I had originally scheduled a Megabus out of London for a Tuesday, but come 1am in the early hours of my departure date and I start puking for hours.
Of course being sick with a cough and sore throat and indecisive snot and exhaustion wasn’t enough – I had to get food poisoning. I think I woke up the whole house with my dry heaving and at that point I realized there was no way I’d be getting up at 8 in the morning. Apparently my flatmate Connie came down to try to wake me, thinking I’d accidentally slept through my bus, and couldn’t get me up shaking my leg and calling my name.

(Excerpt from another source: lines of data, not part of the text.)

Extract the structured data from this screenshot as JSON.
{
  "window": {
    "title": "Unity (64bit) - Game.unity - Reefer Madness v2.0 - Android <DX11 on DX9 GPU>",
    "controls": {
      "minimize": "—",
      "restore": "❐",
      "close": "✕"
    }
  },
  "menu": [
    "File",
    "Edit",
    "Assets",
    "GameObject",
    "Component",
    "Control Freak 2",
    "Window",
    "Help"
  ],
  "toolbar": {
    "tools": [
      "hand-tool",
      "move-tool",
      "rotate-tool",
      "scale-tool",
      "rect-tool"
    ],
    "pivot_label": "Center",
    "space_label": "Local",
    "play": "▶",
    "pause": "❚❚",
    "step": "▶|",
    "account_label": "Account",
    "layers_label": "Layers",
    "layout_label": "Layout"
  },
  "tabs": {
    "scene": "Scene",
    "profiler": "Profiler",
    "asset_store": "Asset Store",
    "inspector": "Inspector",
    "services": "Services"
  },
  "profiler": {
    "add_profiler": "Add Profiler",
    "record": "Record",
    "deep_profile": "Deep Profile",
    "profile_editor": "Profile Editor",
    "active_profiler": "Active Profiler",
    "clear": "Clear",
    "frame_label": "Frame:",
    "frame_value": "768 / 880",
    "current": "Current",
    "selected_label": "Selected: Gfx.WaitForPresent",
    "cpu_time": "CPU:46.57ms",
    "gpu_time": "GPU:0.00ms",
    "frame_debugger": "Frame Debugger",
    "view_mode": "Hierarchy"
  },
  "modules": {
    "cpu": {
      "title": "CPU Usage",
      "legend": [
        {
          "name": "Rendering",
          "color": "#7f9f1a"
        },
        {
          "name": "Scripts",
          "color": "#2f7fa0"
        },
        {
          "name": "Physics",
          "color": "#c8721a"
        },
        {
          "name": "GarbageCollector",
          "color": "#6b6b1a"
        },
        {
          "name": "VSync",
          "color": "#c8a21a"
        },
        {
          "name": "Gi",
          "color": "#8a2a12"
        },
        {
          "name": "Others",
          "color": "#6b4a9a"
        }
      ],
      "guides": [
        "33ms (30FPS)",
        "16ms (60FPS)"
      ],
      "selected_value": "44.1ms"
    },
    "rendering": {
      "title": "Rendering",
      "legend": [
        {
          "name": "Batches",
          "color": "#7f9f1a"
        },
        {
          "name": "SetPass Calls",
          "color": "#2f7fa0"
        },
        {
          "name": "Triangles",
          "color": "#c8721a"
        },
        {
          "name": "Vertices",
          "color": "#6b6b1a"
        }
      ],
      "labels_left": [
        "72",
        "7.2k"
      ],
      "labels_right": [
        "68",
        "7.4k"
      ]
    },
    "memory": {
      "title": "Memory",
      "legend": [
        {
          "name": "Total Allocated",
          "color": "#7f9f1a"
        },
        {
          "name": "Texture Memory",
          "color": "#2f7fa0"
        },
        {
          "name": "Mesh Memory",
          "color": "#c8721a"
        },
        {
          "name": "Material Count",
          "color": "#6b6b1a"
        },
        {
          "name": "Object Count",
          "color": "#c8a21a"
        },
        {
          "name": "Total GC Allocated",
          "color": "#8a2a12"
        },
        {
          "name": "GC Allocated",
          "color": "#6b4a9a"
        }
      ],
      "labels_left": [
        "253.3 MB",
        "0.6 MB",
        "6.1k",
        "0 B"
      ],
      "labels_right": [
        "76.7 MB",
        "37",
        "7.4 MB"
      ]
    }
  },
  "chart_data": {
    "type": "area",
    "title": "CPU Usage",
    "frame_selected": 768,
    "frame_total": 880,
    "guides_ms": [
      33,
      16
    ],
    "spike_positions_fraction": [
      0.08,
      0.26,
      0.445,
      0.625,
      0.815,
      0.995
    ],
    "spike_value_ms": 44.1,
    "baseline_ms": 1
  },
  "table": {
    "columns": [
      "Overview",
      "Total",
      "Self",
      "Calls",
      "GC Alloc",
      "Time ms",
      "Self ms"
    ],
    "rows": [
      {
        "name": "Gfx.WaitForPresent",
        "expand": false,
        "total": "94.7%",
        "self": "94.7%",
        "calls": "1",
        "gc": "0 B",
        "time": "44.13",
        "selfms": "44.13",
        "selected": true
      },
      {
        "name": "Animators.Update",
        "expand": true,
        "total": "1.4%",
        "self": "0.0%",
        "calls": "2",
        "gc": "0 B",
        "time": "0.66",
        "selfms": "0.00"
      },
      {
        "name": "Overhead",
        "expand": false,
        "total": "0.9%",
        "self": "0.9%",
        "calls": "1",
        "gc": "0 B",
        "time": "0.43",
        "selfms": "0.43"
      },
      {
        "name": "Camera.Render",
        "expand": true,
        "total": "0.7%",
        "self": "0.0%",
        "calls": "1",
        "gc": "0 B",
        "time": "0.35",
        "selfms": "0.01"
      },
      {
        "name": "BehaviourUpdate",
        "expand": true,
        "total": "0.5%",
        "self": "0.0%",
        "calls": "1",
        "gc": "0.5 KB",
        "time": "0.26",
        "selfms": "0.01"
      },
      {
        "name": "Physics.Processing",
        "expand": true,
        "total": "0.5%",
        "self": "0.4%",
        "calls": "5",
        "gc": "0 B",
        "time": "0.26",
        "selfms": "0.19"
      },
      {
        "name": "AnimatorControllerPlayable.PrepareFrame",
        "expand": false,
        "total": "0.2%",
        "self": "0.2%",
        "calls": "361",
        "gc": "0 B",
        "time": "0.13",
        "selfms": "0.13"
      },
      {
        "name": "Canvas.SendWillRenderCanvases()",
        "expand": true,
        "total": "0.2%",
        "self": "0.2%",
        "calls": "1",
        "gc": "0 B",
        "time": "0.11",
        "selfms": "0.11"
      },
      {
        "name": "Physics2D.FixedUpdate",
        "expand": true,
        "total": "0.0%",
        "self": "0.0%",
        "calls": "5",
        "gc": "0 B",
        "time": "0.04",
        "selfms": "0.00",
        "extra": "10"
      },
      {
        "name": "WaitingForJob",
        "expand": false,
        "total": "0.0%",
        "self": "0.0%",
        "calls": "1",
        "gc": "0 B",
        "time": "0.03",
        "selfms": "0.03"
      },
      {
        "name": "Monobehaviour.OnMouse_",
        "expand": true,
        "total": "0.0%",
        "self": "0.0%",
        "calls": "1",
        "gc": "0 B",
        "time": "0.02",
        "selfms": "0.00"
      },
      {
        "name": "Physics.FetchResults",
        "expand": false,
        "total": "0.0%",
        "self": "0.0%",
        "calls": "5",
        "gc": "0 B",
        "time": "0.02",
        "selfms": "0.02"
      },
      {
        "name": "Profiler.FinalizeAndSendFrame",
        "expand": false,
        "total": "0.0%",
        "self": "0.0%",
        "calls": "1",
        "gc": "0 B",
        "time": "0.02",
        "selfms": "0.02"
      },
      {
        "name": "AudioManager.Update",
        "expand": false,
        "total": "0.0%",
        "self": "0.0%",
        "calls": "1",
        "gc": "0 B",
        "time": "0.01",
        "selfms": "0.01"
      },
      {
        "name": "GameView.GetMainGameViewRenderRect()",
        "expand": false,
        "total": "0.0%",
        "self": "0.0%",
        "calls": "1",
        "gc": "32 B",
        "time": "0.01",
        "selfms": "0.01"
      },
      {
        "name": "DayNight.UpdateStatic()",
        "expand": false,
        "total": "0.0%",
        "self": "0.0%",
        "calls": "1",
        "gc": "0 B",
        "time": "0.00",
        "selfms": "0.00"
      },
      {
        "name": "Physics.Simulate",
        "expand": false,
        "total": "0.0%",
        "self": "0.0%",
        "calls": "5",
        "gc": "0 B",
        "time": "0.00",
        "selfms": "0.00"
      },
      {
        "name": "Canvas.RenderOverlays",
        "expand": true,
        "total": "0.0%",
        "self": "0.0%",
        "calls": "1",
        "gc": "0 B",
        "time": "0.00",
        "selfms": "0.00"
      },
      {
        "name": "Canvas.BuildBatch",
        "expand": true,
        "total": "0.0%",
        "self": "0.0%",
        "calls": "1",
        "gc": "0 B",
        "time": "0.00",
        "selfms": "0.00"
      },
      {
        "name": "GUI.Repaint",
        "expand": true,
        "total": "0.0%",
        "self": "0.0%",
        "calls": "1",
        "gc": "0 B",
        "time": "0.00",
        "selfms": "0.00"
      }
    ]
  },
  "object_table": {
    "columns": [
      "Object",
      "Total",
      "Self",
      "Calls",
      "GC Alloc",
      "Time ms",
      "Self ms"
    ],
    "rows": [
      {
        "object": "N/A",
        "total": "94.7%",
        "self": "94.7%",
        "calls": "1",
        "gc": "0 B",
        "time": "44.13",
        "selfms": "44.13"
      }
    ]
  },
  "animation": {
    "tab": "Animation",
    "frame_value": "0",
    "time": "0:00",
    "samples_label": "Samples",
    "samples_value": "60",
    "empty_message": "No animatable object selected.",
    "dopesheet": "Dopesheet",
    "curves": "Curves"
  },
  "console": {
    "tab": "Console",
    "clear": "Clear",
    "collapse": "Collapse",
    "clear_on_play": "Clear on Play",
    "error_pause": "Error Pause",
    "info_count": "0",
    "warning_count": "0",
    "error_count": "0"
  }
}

I spent the whole day in my sleeping bag, not eating but also somehow enjoying my sick day because it meant I got to spend another day with my flat – if any of you are reading this, thanks for the vitamin water and plethora of donated medicine.
I managed to get out of bed Wednesday morning and catch my bus to Paris and eventually to an airbnb I would be sharing with Josh and Jess, two Australian friends whom I’d met in Greece and met up with again in Croatia.
After a couple of hours chilling in the apartment, the three of us went to meet up for falafels with my English friend Lily who I’d met over the summer. It was surprising to see a falafel pita at such a steep price – €8 – but the place was really good and I couldn’t finish the falafel due to my still-weak stomach. The dinner was enough of an event for me after a long day of travel and after days of being sick, so we called it a night early.
The next day started out lazy, as I needed a lot of sleep those days. We all watched our respective television series – me catching the new episode of American Horror Story not too long after airing back home. We finally made it out of the apartment in the early afternoon to do some sightseeing. We walked to the Pont de l’Archevêché (the love lock bridge) and along the Seine for a while before heading to grab macarons at Laduree, at which point the walking had gotten to me and I needed to head home and sleep. My exhaustion was getting worse by the day, which is always a drag when you want to take advantage of the city you’re in.
After hours of napping and rest, Josh and Jess came home with a baguette and some cheese for dinner. I still couldn’t eat very much but knew I’d need something in my stomach since we were going to meet up with Lily to go to my favorite bar in the world, Chez Georges, which is a cool enough joint for me to write a separate post about it.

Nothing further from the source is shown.